Anyone who has read Plato’s Republic will not only understand the analogy, but they will also realise that woke people realised all this over 2,000 years ago, and warned anyone capable of listening in texts like Republic.

The famous analogy of the cave warned those already on the path to waking up that their superior insight will not and can not be accepted as such by the plebs.

So anyone who has been awoken to a higher order of reality by the original perspectives of thought offered by certain psychoactive drug experiences ought to know, right from the beginning, that these perspectives will never be accorded credibility by a medical establishment that is absolutely stuffed full of paid-up worshippers of the cult of materialism.

Any belief in a reality beyond the material is a mental illness in the current paradigm of the Western medical establishment.

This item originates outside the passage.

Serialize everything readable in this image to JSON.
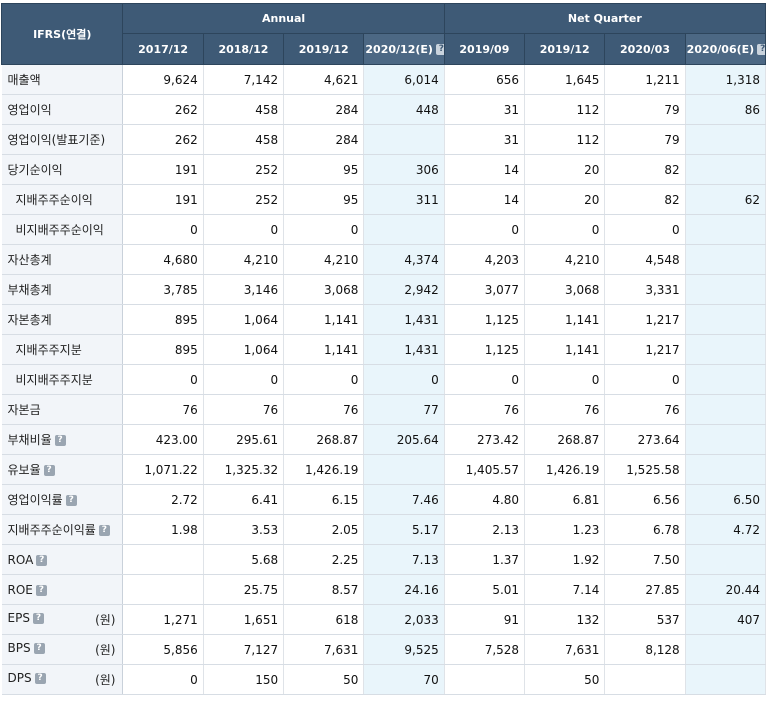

Whereas the ancient Hindus, the ancient Egyptians and the ancient Greeks all came to a similar insight over 2,500 years ago – that the primary basis of reality is consciousness and that the material world, or Maya, is an illusion – one cannot simply expect this insight to be acknowledged by our cultural guardians of how reality ought to be interpreted.

They are materialists, and therefore anyone disagreeing with materialist dogma will be considered mentally ill. Psychosis is therefore not really a “loss of contact with reality” but “disagreeing with the materialist clinician about what reality is”.

So for the rest of us it may be a matter of bunkering down until this materialist craze blows over and those who have seen beyond can speak freely again.